- Directed by: Arthur Greville Collins
- Written by: Stephen Gross Joseph Hoffman
- Produced by: Sol M. Wurtzel
- Starring: Arthur Treacher Virginia Field David Niven Lester Matthews Colin Tapley John Graham Spacey
- Cinematography: Barney McGill
- Edited by: Nick DeMaggio
- Music by: Samuel Kaylin
- Distributed by: 20th Century-Fox
- Release date: October 4, 1936;
- Running time: 57 minutes
- Country: United States
- Language: English

= Thank You, Jeeves! =

1936 film by Arthur Greville Collins

Thank You, Jeeves! is a 1936 American comedy film directed by Arthur Greville Collins, written by Stephen Gross and Joseph Hoffman, and starring Arthur Treacher, Virginia Field, David Niven, Lester Matthews, Colin Tapley and John Graham Spacey. It was released on October 4, 1936, by 20th Century-Fox.

==Plot==
Bertie Wooster is a frivolous fop, whose insistence on planning a holiday in the French seaside resort of Deauville prompts his erudite manservant Jeeves to give his notice, declaring he will leave in the morning as he is tired of extricating Bertie from disastrous holiday romances. That night, as heavy rain falls, a mysterious young woman enters Bertie's London flat, carrying half of some secret plans. Bertie immediately has amorous intentions, but Jeeves locks him out of the living room, where the woman is resting. Bertie discovers the woman has a room booked at a country hotel, Mooring Manor. The woman leaves the house under the cover of darkness, to elude two men who are waiting for her outside. The following morning, Bertie and Jeeves set out for Mooring Manor, where they must do battle with criminals posing as Scotland Yard detectives. On the way to the hotel, they pick up a hitch-hiker, a black saxophonist, who later helps them to foil the crooks.

==Cast==
The film was Niven's first leading role, although he received only third billing after Treacher and Field.

- Arthur Treacher as Jeeves
- Virginia Field as Marjorie Lowman
- David Niven as Bertie Wooster
- Lester Matthews as Elliott Manville
- Colin Tapley as Tom Brock
- John Graham Spacey as Jack Stone
- Ernie Stanton as Mr. Snelling
- Gene Reynolds as Bobby Smith
- Douglas Walton as Edward McDermott
- Willie Best as Drowsy

==Wodehouse vs. the screenplay==
Although the film bears the same title as one of P.G. Wodehouse's novels, and the two leading characters are Jeeves (played by Treacher) and Bertie Wooster (Niven), the screenplay by Stephen Gross and Joseph Hoffman bears no similarity to any Wodehouse novel. In a letter to his friend Guy Bolton, written many years later (15 August 1973), Wodehouse wrote, "They didn't use a word of my story, substituting another written by some studio hack."

==Critical reception==
The New York Times praised the casting of Niven and Treacher, noting: "Mr Wodehouse must have been one of the fates in attendance at their births, marking them to play the characters he has been writing about these many years." Although it received critical plaudits, it was a B-movie, so it was not widely distributed, being played only as a second feature in selected American cities. It was not screened in the UK because the British government at that time imposed a strict quota on imported films, which meant that B-movies were not shown.

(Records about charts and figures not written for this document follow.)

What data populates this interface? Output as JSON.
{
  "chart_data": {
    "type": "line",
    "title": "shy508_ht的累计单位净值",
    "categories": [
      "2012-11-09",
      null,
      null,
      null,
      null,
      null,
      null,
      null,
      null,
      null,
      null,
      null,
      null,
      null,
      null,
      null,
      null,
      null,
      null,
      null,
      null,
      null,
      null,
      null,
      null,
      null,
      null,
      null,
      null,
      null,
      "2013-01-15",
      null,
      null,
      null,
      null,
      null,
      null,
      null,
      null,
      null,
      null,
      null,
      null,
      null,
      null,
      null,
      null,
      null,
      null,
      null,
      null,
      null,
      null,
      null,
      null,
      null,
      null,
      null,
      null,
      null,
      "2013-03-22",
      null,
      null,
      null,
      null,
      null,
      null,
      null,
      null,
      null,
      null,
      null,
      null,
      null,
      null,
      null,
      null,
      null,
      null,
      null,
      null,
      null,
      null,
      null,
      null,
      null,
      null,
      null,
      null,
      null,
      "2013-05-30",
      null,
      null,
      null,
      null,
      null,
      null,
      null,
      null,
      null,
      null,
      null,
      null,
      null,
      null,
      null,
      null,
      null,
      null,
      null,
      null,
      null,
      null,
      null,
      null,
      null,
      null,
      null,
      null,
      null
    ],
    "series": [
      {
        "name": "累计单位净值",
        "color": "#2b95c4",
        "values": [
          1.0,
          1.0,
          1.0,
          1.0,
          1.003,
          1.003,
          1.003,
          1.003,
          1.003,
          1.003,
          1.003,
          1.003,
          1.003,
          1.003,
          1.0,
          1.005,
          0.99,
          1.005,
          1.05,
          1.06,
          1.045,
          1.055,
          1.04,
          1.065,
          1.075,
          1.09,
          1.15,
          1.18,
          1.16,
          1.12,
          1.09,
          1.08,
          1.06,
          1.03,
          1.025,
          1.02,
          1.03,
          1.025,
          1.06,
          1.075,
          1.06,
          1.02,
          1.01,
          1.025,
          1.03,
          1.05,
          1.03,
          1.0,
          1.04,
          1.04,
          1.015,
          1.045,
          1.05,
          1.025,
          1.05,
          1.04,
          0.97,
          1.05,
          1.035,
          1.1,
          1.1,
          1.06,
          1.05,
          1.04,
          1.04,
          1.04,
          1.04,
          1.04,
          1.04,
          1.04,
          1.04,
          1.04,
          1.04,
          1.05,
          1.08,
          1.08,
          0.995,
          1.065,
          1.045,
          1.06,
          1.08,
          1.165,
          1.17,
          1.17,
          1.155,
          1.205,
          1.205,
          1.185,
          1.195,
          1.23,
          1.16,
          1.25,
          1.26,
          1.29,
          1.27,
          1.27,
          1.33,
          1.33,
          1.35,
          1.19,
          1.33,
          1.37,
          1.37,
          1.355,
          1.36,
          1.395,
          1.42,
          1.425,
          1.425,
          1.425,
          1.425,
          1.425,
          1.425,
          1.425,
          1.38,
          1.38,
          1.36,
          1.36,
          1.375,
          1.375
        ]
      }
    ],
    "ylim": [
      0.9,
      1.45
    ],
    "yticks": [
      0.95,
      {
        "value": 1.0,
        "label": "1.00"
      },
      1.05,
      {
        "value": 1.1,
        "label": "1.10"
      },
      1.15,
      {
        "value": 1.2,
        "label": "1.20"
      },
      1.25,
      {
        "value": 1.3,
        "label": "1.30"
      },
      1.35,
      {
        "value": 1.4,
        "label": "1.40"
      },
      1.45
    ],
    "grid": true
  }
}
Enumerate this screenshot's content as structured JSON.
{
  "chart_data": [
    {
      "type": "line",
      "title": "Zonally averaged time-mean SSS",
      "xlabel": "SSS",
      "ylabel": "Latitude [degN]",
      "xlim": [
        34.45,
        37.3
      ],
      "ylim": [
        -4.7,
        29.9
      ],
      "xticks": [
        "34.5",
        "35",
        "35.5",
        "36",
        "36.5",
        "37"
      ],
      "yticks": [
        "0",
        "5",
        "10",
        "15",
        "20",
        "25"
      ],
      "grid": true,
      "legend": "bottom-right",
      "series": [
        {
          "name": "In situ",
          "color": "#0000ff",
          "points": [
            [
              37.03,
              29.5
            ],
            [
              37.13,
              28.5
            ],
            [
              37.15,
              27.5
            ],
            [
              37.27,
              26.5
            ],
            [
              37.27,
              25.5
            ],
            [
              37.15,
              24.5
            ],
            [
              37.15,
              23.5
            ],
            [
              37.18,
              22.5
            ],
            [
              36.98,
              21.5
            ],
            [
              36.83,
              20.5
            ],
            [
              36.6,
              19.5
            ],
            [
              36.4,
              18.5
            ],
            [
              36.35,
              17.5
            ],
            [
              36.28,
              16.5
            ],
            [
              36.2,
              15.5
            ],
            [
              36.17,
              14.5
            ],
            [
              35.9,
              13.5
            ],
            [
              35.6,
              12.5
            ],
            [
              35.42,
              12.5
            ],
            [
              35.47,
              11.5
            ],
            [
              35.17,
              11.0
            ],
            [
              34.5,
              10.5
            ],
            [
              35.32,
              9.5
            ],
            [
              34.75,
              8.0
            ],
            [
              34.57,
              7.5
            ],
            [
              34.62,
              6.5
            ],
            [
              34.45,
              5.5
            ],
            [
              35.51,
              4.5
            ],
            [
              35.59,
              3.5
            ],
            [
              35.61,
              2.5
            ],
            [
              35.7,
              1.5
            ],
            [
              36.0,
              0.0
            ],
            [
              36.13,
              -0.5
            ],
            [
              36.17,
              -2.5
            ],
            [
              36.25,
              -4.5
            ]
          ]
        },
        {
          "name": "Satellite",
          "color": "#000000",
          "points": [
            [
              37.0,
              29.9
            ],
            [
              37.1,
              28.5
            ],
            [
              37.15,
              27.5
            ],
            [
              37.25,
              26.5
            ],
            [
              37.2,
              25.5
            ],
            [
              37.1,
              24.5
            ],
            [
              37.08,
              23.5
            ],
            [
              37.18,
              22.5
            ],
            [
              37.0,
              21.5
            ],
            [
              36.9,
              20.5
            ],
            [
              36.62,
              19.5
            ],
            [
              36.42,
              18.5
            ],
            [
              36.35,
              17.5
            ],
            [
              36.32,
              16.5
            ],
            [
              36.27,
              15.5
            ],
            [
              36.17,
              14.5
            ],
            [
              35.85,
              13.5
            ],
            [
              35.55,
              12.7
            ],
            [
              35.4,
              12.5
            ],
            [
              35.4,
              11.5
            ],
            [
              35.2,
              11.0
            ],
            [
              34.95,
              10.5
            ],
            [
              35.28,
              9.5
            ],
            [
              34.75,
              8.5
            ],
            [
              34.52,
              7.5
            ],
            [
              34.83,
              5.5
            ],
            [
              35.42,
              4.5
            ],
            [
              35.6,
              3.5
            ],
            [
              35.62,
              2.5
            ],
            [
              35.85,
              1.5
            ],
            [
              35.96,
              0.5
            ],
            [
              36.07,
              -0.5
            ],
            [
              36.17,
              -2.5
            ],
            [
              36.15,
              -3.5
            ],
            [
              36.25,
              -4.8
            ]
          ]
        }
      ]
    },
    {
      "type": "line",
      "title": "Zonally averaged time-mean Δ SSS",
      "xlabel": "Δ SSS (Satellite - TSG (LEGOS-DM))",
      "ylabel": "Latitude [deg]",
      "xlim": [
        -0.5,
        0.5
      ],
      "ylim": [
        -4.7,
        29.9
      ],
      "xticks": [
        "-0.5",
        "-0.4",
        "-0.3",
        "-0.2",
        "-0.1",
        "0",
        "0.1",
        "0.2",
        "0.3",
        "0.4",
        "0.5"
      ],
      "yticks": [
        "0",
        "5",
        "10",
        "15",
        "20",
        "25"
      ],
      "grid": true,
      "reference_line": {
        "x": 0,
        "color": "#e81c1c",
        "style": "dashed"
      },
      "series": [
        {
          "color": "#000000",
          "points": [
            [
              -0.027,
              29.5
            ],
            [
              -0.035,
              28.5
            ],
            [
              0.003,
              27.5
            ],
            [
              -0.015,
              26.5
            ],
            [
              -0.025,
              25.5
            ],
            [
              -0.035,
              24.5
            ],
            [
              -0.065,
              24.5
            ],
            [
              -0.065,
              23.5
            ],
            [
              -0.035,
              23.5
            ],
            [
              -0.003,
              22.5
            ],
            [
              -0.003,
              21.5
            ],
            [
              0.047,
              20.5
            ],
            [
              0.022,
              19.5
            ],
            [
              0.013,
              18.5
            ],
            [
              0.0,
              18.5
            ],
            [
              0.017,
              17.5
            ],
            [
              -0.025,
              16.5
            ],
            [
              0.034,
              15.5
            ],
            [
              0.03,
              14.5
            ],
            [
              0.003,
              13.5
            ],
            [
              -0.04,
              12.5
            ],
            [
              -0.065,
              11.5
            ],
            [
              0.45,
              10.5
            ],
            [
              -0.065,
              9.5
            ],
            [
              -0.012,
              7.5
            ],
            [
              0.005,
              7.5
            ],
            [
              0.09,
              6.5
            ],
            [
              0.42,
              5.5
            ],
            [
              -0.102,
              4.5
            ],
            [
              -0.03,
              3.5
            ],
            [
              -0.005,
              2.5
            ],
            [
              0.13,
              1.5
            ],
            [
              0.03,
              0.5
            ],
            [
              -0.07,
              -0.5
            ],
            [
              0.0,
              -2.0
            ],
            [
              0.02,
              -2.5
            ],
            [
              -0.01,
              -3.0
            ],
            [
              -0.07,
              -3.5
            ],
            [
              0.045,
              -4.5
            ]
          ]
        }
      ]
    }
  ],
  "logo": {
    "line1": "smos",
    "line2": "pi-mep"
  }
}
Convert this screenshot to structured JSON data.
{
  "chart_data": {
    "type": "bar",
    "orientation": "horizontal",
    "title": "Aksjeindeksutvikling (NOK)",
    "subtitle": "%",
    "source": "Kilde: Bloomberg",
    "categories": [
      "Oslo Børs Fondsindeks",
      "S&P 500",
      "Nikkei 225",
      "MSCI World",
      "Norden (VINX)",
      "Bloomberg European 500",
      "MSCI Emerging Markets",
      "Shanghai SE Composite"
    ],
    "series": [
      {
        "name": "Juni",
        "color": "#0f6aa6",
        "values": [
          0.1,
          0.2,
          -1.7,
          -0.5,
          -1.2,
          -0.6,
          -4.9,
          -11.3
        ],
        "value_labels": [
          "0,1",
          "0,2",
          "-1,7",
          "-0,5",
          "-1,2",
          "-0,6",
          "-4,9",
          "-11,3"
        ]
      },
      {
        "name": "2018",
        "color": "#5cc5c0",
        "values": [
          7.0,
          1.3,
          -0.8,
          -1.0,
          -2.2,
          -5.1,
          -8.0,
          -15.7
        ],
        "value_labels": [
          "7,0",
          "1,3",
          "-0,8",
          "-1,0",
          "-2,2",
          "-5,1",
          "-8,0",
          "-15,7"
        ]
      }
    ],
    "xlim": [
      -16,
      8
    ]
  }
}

Wodehouse was not impressed by Treacher's performance as Jeeves, complaining that he "pulled faces all the time. Awful." He added, "that supercilious manner of his is all wrong for Jeeves."

Hollywood film archivist and writer Brian Taves, in his book P.G. Wodehouse and Hollywood: Screenwriting, Satires and Adaptations (2006), gave a scathing critique of Thank You, Jeeves! He wrote, "there was scarcely a mistake that was not made in its 56 minutes", adding the humor was forced, and the direction lackluster and unimaginative. Taves claimed the film "so utterly fails in its essential purpose that it is easy to watch the whole picture without so much as cracking a smile." He was particularly critical of the inclusion of black comedian Willie Best as Drowsy the hitch-hiking saxophonist, declaring his scenes represent "the worst type of Hollywood racial humor during the 1930s".

==Television release==
The film was re-edited for television in 1955, and broadcast in the series TV Hour of the Stars, under the title Thank You, Mr Jeeves.

==Sequel==
A sequel, Step Lively, Jeeves!, was released by 20th Century Fox in 1937 with Treacher reprising his role of Jeeves, but without the character of Bertie Wooster. This was because Niven was at the time under contract to Samuel Goldwyn, who typically loaned him out only for a single picture, hence it would have been expensive and difficult to hire him for the sequel. Niven would not appear in another Wodehouse adaptation until he played the titular character in "Uncle Fred Flits By", an episode of Four Star Playhouse, in 1955.